[MichaelZuo]

For a whitelist system, then by definition yes?

If it’s a blacklist system, like I said I’ve not heard of any feasible solution more precise than banning huge ranges of ipv6 addresses.

[Dylan16807]

> For a whitelist system, then by definition yes?

A whitelist system would consider all IPv4 traffic suspicious by default too. This is not an answer to why you'd be suspicious of IPv6 in particular.

> I’ve not heard of any feasible solution more precise than banning huge ranges of ipv6 addresses.

Handling /56s or something like that is about the same as handling individual IPv4 addresses.

[trollbridge]

I try to build things to be INET6 ready, and just repeat /64s like a single host. Eventually this will probably have to broadened to /56s or /48s.

[MichaelZuo]

> A whitelist system would consider all IPv4 traffic suspicious by default too.

Based on what argument…?

[Dylan16807]

The definition of whitelisting. The argument you brought up.

[MichaelZuo]

No…? Someone can clearly implement a whitelist system that applies only to ipv6… but that makes no judgement on ipv4.

[Dylan16807]

Let's back up a step. You said by definition a whitelist system would consider every IPv6 suspicious (until it's put on the list, presumably). What is that definition?

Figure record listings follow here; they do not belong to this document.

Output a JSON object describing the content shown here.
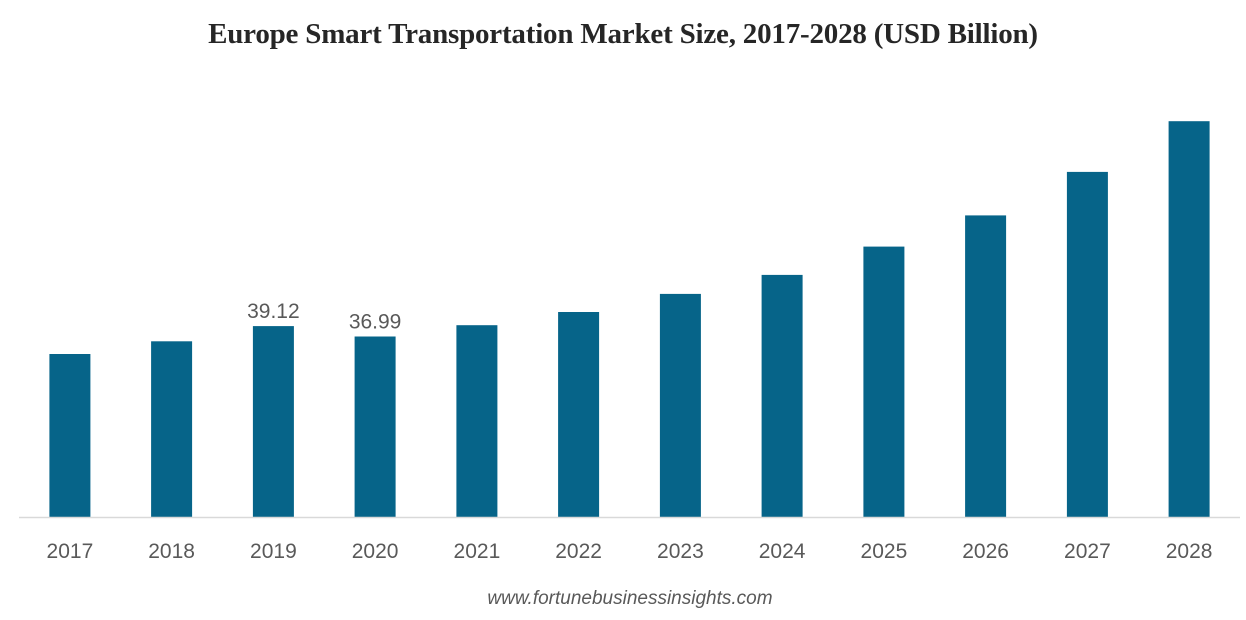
{
  "chart_data": {
    "type": "bar",
    "title": "Europe Smart Transportation Market Size, 2017-2028 (USD Billion)",
    "xlabel": "",
    "ylabel": "",
    "categories": [
      "2017",
      "2018",
      "2019",
      "2020",
      "2021",
      "2022",
      "2023",
      "2024",
      "2025",
      "2026",
      "2027",
      "2028"
    ],
    "values": [
      33.4,
      36.0,
      39.12,
      36.99,
      39.3,
      42.0,
      45.7,
      49.6,
      55.4,
      61.8,
      70.7,
      81.1
    ],
    "data_labels": {
      "2019": "39.12",
      "2020": "36.99"
    },
    "ylim": [
      0,
      84
    ],
    "grid": false,
    "y_axis_visible": false,
    "bar_color": "#066489",
    "axis_color": "#d9d9d9"
  },
  "source": "www.fortunebusinessinsights.com"
}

If "applies only to IPv6" is an optional decision someone could make, then it's not part of the definition of a whitelist system for IPs, right?

[MichaelZuo]

What are you talking about?

The prior comment was responding directly to your comment, not any comment preceding that.

Of course it’s no longer by definition if you expand the scope beyond an ipv6 whitelist as there are an infinite number of possible whitelists.